Parto

Espaço e despreparo dificultam ampliação do parto humanizado

BRUNA DE QUEIROZ
PRISCILA BELLINI

DA EDITORIA DE TREINAMENTO

Foram 16 horas desde a entrada da pedagoga Elizani Branco Lima, 30, na casa de parto, até o momento em que ela deu à luz o pequeno Davi. Sem anestesia, a mãe gritou de dor inúmeras vezes, mas ganhou massagens e tomou banho na banheira.

O parto aconteceu na Casa Ângela, zona sul de SP, uma das duas casas de parto municipais na cidade. Tem salas confortáveis e seis quartos, que dão privacidade à mulher e ao acompanhante na preparação e na hora do parto. Juntas, elas realizam até 50 partos gratuitos por mês.

Elizani foi acompanhada pelo marido e por uma doula, acompanhante de parto que oferece apoio físico e psicológico à gestante, durante todo o processo -e pela reportagem da Folha.

Ela teve a opção de ficar de pé, deitada, agachada ou andando antes do parto. Escolheu não receber medicamentos que induzissem o nascimento. Elizani gritou sem ser repreendida pelos profissionais da Casa.

A liberdade que Elizani teve é uma das principais características do que se convencionou chamar de "parto humanizado". No parto humanizado, as decisões da mulher são respeitadas, se não apresentam risco ao bebê ou à gestante.

A prática é recomendada pela OMS (Organização Mundial de Saúde). Na capital paulista, seus preceitos deveriam ser praticados em toda a rede municipal de saúde, após sanção de lei pelo prefeito Fernando Haddad (PT) em 2013.

As práticas, porém, não são totalmente cumpridas, reconhece o próprio governo.

A enfermeira obstetra e professora da USP Marlise de Oliveira Pimentel Lima afirma que em muitos casos a mulher não tem liberdade para se movimentar no quarto durante o trabalho de parto.

Marlise, que atua na rede municipal, diz também que muitos dos procedimentos são feitos sem que a mulher seja ouvida. É o caso da ruptura artificial da bolsa ou do uso da ocitocina, hormônio que acelera o parto.

O coordenador municipal do Programa de Saúde da Mulher, o médico Adalberto Kiochi Aguemi, afirma "que há problemas".

O representante da prefeitura diz que os médicos não tiveram formação adequada para cumprir o que se preconiza atualmente no parto humanizado. "A gente não é treinado para outras posições que a mulher queira", afirma.

Aguemi diz também que a própria estrutura das maternidades é problemática. "O espaço físico é limitado e está sobrecarregado." A situação dificulta a locomoção das gestantes, por exemplo.

MELHORIAS

A professora da USP e o coordenador da prefeitura dizem que, se por um lado há muito o que melhorar, a rede já avançou nos últimos anos, principalmente após a aprovação da lei de 2013.

Uma das medidas tomadas foi aumentar o número de partos sob responsabilidade de enfermeiras obstetras e obstetrizes, consideradas menos intervencionistas do que os médicos obstetras.

Eles representavam 70% dos trabalhos em 2014, e agora são 72%.
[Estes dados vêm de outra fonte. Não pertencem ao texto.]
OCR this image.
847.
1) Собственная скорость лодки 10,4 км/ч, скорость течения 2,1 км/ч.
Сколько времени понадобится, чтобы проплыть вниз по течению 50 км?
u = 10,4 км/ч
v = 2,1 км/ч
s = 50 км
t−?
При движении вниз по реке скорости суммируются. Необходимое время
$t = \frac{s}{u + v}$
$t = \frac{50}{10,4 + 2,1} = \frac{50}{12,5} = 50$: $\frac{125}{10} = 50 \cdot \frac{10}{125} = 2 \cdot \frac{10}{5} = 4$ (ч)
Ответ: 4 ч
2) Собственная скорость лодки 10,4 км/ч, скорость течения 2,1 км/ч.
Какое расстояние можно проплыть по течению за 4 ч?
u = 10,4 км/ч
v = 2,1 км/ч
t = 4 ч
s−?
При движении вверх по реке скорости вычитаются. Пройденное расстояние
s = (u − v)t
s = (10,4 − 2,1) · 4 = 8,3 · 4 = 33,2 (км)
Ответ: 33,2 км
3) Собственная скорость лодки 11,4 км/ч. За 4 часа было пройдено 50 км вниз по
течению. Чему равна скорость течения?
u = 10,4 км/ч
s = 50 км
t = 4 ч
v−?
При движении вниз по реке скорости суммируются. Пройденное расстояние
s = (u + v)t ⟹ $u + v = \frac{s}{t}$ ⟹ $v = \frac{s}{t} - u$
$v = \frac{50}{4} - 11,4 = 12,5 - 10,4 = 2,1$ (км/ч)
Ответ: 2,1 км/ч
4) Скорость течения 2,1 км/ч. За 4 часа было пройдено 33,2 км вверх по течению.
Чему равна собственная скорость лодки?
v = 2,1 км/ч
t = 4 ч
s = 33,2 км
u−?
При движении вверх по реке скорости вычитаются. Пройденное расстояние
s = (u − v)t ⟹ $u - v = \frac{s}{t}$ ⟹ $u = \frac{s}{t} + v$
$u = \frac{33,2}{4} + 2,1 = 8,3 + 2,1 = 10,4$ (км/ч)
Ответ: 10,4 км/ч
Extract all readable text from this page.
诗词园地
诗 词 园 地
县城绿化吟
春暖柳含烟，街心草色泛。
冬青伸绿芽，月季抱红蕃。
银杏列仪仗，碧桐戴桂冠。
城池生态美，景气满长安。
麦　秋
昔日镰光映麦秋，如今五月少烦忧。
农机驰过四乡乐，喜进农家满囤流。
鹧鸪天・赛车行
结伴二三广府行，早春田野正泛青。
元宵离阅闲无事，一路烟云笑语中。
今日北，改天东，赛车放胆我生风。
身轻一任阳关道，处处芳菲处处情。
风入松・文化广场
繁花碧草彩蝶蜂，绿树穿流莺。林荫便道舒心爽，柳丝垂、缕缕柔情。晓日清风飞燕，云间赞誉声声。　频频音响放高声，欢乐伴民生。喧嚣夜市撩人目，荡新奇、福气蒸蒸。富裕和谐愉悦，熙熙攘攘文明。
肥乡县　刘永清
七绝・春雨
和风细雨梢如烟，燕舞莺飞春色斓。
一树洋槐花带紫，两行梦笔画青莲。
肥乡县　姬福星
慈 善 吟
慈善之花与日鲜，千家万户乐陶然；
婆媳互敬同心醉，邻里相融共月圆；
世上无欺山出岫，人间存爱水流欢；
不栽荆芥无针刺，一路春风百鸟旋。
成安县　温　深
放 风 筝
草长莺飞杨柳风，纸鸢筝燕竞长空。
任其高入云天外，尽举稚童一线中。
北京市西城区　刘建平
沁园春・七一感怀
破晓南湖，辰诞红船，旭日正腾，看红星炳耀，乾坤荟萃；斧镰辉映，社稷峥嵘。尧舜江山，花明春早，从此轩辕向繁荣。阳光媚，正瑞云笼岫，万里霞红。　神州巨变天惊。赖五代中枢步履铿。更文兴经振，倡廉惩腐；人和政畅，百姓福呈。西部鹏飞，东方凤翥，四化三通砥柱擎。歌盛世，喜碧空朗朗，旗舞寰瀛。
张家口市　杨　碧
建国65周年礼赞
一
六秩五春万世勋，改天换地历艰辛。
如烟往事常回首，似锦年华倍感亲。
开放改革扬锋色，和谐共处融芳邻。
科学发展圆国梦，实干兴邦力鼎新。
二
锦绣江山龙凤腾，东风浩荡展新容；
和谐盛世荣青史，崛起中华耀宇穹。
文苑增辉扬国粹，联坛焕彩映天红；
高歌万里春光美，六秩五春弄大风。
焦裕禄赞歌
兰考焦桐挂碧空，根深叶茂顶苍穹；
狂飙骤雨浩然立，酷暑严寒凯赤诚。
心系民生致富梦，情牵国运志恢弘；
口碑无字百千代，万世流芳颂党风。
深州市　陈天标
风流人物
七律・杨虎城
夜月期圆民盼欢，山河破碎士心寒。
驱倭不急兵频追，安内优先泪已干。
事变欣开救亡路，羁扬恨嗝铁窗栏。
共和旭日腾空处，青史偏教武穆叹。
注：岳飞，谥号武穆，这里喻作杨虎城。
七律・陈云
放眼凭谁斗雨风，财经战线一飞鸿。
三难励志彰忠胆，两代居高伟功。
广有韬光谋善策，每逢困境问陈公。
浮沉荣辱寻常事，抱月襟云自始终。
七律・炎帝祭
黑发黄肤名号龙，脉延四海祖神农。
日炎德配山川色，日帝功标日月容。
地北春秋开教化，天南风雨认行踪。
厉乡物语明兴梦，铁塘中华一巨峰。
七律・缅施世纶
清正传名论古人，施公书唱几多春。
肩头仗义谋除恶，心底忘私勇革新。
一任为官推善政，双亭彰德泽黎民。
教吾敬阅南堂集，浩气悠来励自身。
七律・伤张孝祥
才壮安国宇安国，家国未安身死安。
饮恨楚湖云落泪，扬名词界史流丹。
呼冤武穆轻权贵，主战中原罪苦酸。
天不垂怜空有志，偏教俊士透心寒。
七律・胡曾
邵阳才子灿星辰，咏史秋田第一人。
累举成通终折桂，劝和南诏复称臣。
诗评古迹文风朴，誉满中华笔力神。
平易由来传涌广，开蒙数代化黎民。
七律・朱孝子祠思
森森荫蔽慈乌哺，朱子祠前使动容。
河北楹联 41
Quando se busca quantificar a presença do parto humanizado, uma das taxas mais observadas é a de episiotomia, o corte no períneo para passagem do bebê. O número caiu de 18% em 2014 para 13% em 2015. A média nacional é de 53% dos partos.

Não há um indicador único que sintetize todas as práticas do parto humanizado, mas existem índices como o parto em posições alternativas, presença de acompanhantes e uso de ocitocina.